しかし、その技術者としての腕は彼が一番解っていた。だから、同じ分野の技術者として『心を持ったプログラム』を造りたくなったのだ。
『え…………でも、あの子は“父さん”からノウハウを…………』
知識と技術。
父親から受け継ぎ、所長が持っているはずのもの。
『それでも、ずっと失敗してたんだとよ。いつも出来上がるのは“普通のプログラム”で、何が“心ができない”原因かわからないって』
『そんなこと……』
『俺から“検索能力”を求めた理由はそこだ。技術は有るから、あとはプログラム作成に必要な“ヒント”を見つけようとしていた』
きっと、作成に重要なヒントを見付けてから、本格的に『心を持ったプログラム』を造ろうとしたのではないか?
『所長も意地っ張りだよな。独りで造れないなら、誰かを頼れば良かったのによ……』
『たぶん、それは無理。“父さん”は技術の情報には【鍵】を掛けてた。あの子以外は使えないように』
『心を持ったプログラム』は政府から危険視される恐れがあった。だから、その技術と『プログラムの基礎』は【鍵】を掛けて封印されている。

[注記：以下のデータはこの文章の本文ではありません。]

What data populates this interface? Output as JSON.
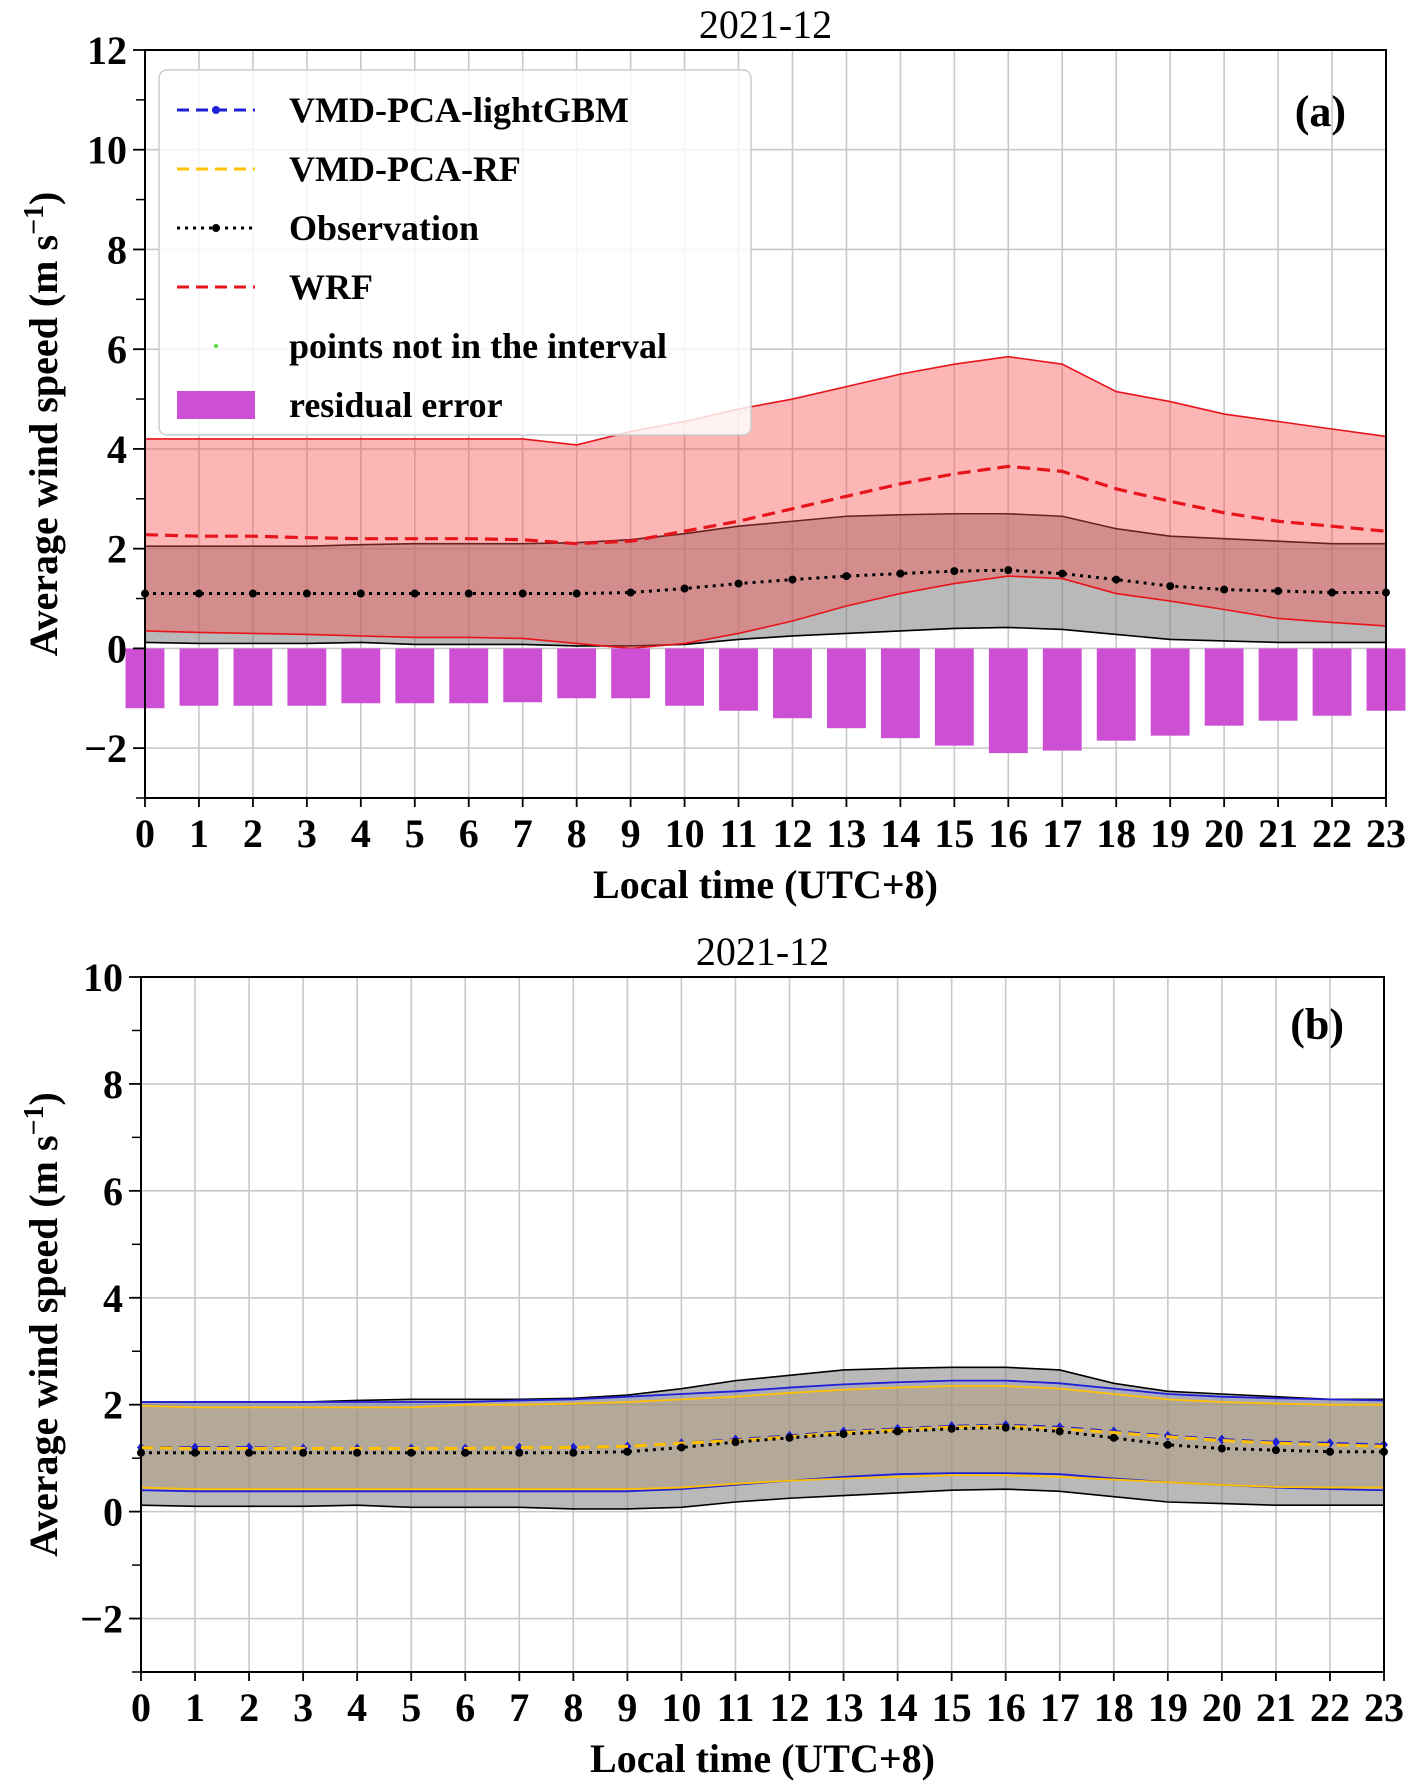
{
  "chart_data": [
    {
      "type": "line",
      "title": "2021-12",
      "panel_label": "(a)",
      "xlabel": "Local time (UTC+8)",
      "ylabel": "Average wind speed (m s",
      "ylabel_sup": "−1",
      "ylabel_close": ")",
      "x": [
        0,
        1,
        2,
        3,
        4,
        5,
        6,
        7,
        8,
        9,
        10,
        11,
        12,
        13,
        14,
        15,
        16,
        17,
        18,
        19,
        20,
        21,
        22,
        23
      ],
      "xlim": [
        0,
        23
      ],
      "ylim": [
        -3,
        12
      ],
      "yticks": [
        -2,
        0,
        2,
        4,
        6,
        8,
        10,
        12
      ],
      "ytick_labels": [
        "−2",
        "0",
        "2",
        "4",
        "6",
        "8",
        "10",
        "12"
      ],
      "grid": true,
      "legend_position": "top-left",
      "legend": [
        {
          "label": "VMD-PCA-lightGBM",
          "style": "dashed-marker",
          "color": "#1f1fd6"
        },
        {
          "label": "VMD-PCA-RF",
          "style": "dashed",
          "color": "#ffc000"
        },
        {
          "label": "Observation",
          "style": "dotted-marker",
          "color": "#000000"
        },
        {
          "label": "WRF",
          "style": "dashed",
          "color": "#e8141c"
        },
        {
          "label": "points not in the interval",
          "style": "point",
          "color": "#55dd33"
        },
        {
          "label": "residual error",
          "style": "patch",
          "color": "#cc4fd4"
        }
      ],
      "observation": [
        1.1,
        1.1,
        1.1,
        1.1,
        1.1,
        1.1,
        1.1,
        1.1,
        1.1,
        1.12,
        1.2,
        1.3,
        1.38,
        1.45,
        1.5,
        1.55,
        1.57,
        1.5,
        1.38,
        1.25,
        1.18,
        1.15,
        1.12,
        1.12
      ],
      "observation_band": {
        "upper": [
          2.05,
          2.05,
          2.05,
          2.05,
          2.08,
          2.1,
          2.1,
          2.1,
          2.12,
          2.18,
          2.3,
          2.45,
          2.55,
          2.65,
          2.68,
          2.7,
          2.7,
          2.65,
          2.4,
          2.25,
          2.2,
          2.15,
          2.1,
          2.1
        ],
        "lower": [
          0.12,
          0.1,
          0.1,
          0.1,
          0.12,
          0.08,
          0.08,
          0.08,
          0.05,
          0.05,
          0.08,
          0.18,
          0.25,
          0.3,
          0.35,
          0.4,
          0.42,
          0.38,
          0.28,
          0.18,
          0.15,
          0.12,
          0.12,
          0.12
        ]
      },
      "wrf": [
        2.28,
        2.25,
        2.25,
        2.22,
        2.2,
        2.2,
        2.2,
        2.18,
        2.1,
        2.15,
        2.35,
        2.55,
        2.8,
        3.05,
        3.3,
        3.5,
        3.65,
        3.55,
        3.2,
        2.95,
        2.72,
        2.55,
        2.45,
        2.35
      ],
      "wrf_band": {
        "upper": [
          4.2,
          4.2,
          4.2,
          4.2,
          4.2,
          4.2,
          4.2,
          4.2,
          4.08,
          4.35,
          4.55,
          4.8,
          5.0,
          5.25,
          5.5,
          5.7,
          5.85,
          5.7,
          5.15,
          4.95,
          4.7,
          4.55,
          4.4,
          4.25
        ],
        "lower": [
          0.35,
          0.32,
          0.3,
          0.28,
          0.25,
          0.22,
          0.22,
          0.2,
          0.1,
          0.0,
          0.1,
          0.3,
          0.55,
          0.85,
          1.1,
          1.3,
          1.45,
          1.4,
          1.1,
          0.95,
          0.78,
          0.6,
          0.52,
          0.45
        ]
      },
      "residual_error": [
        -1.2,
        -1.15,
        -1.15,
        -1.15,
        -1.1,
        -1.1,
        -1.1,
        -1.08,
        -1.0,
        -1.0,
        -1.15,
        -1.25,
        -1.4,
        -1.6,
        -1.8,
        -1.95,
        -2.1,
        -2.05,
        -1.85,
        -1.75,
        -1.55,
        -1.45,
        -1.35,
        -1.25
      ]
    },
    {
      "type": "line",
      "title": "2021-12",
      "panel_label": "(b)",
      "xlabel": "Local time (UTC+8)",
      "ylabel": "Average wind speed (m s",
      "ylabel_sup": "−1",
      "ylabel_close": ")",
      "x": [
        0,
        1,
        2,
        3,
        4,
        5,
        6,
        7,
        8,
        9,
        10,
        11,
        12,
        13,
        14,
        15,
        16,
        17,
        18,
        19,
        20,
        21,
        22,
        23
      ],
      "xlim": [
        0,
        23
      ],
      "ylim": [
        -3,
        10
      ],
      "yticks": [
        -2,
        0,
        2,
        4,
        6,
        8,
        10
      ],
      "ytick_labels": [
        "−2",
        "0",
        "2",
        "4",
        "6",
        "8",
        "10"
      ],
      "grid": true,
      "observation": [
        1.1,
        1.1,
        1.1,
        1.1,
        1.1,
        1.1,
        1.1,
        1.1,
        1.1,
        1.12,
        1.2,
        1.3,
        1.38,
        1.45,
        1.5,
        1.55,
        1.57,
        1.5,
        1.38,
        1.25,
        1.18,
        1.15,
        1.12,
        1.12
      ],
      "observation_band": {
        "upper": [
          2.05,
          2.05,
          2.05,
          2.05,
          2.08,
          2.1,
          2.1,
          2.1,
          2.12,
          2.18,
          2.3,
          2.45,
          2.55,
          2.65,
          2.68,
          2.7,
          2.7,
          2.65,
          2.4,
          2.25,
          2.2,
          2.15,
          2.1,
          2.1
        ],
        "lower": [
          0.12,
          0.1,
          0.1,
          0.1,
          0.12,
          0.08,
          0.08,
          0.08,
          0.05,
          0.05,
          0.08,
          0.18,
          0.25,
          0.3,
          0.35,
          0.4,
          0.42,
          0.38,
          0.28,
          0.18,
          0.15,
          0.12,
          0.12,
          0.12
        ]
      },
      "lightgbm": [
        1.2,
        1.2,
        1.2,
        1.18,
        1.18,
        1.18,
        1.18,
        1.2,
        1.2,
        1.22,
        1.28,
        1.35,
        1.42,
        1.5,
        1.55,
        1.6,
        1.62,
        1.58,
        1.5,
        1.42,
        1.35,
        1.3,
        1.28,
        1.25
      ],
      "lightgbm_band": {
        "upper": [
          2.05,
          2.05,
          2.05,
          2.05,
          2.05,
          2.05,
          2.05,
          2.08,
          2.1,
          2.15,
          2.2,
          2.25,
          2.32,
          2.38,
          2.42,
          2.45,
          2.45,
          2.4,
          2.3,
          2.2,
          2.15,
          2.12,
          2.1,
          2.08
        ],
        "lower": [
          0.4,
          0.38,
          0.38,
          0.38,
          0.38,
          0.38,
          0.38,
          0.38,
          0.38,
          0.38,
          0.42,
          0.5,
          0.58,
          0.65,
          0.7,
          0.72,
          0.72,
          0.7,
          0.62,
          0.55,
          0.5,
          0.45,
          0.42,
          0.4
        ]
      },
      "rf": [
        1.2,
        1.18,
        1.18,
        1.18,
        1.18,
        1.18,
        1.18,
        1.2,
        1.2,
        1.22,
        1.28,
        1.33,
        1.4,
        1.48,
        1.53,
        1.58,
        1.6,
        1.55,
        1.48,
        1.4,
        1.33,
        1.28,
        1.25,
        1.22
      ],
      "rf_band": {
        "upper": [
          1.98,
          1.95,
          1.95,
          1.95,
          1.95,
          1.95,
          2.0,
          2.0,
          2.02,
          2.05,
          2.1,
          2.15,
          2.22,
          2.28,
          2.32,
          2.35,
          2.35,
          2.3,
          2.2,
          2.1,
          2.05,
          2.02,
          2.0,
          2.0
        ],
        "lower": [
          0.45,
          0.42,
          0.42,
          0.42,
          0.42,
          0.42,
          0.42,
          0.42,
          0.42,
          0.42,
          0.45,
          0.52,
          0.58,
          0.62,
          0.65,
          0.68,
          0.68,
          0.65,
          0.6,
          0.55,
          0.5,
          0.46,
          0.45,
          0.45
        ]
      }
    }
  ]
}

『知ってると思うけど、それを管理しているのは【永久図書館】でしょ』
『今回、所長が図書館でその【鍵】を開けた痕跡が無い』
『じゃあ、やっぱりあの子は言いつけを守って造っていないんじゃないの?』
少しホッとしたような『リリ』に対し、【143】の眉間には深い溝ができる。
『…………中核基地』
『え?』
『俺たちが入れない場所だ。そこなら、所長の邪魔はできないだろ?』
特定の人間しか出入りできない重要な場所。
所長の父親が最期を迎えた場所でもある。
『【中核基地】に行って私に隠れて造っていた……』
『そういうこと。ついでに、ここに戻ってからあっちに行く予定は?』
『いいえ。今は“大統領”に会うのが先で…………いくらあの子でも、プログラムを造る時間なんて取れないと思うよ?』
『……………………』
確かに、彼らが【永久図書館】から戻ってきて二週間しか経っていない。ただでさえ多忙な所長が『プログラム』を造る余裕はあるのだろうか。
『だったら、もう対決の手段はあるんだろうな』
『へ?』
『…………【915】、来てくれ』
『――――はい』
呼び掛けと共に、少年の背後にエプロン姿の髪の長い女性が現れる。普段は『家政婦』のプログラムをしている【915】だ。
『“例”の…………解析、してもらったか?』
『はい。【472】でも数日掛かったみたいですが。どうぞ……』
『あぁ、ありがとう』
【915】がエプロンのポケットから、小さな何かを取り出して少年に渡す。
少年が指で摘んで眺めているものは、小さなカプセル状のものだ。
『【143】…………それ、何?』
『で…………結局、【472】がこれは何だって言ってた?』
『はい。言ってしまうと“睡眠薬”だと』
『睡眠薬……?』
『“時限爆弾”とも言ってましたが』
『時限爆弾!?』
物騒な単語に『リリ』はポカンと口を開けた。しかし【143】は少しも驚いていないどころか、口元に笑いを浮かべて薬をテーブルに転がす。
『……所長が色々と藻掻いているうちに、物事はとっくに“滅亡”へと向かっていたみたいだな』
コロコロと転がったカプセルは、クッキーの皿の影に隠れるように止まった。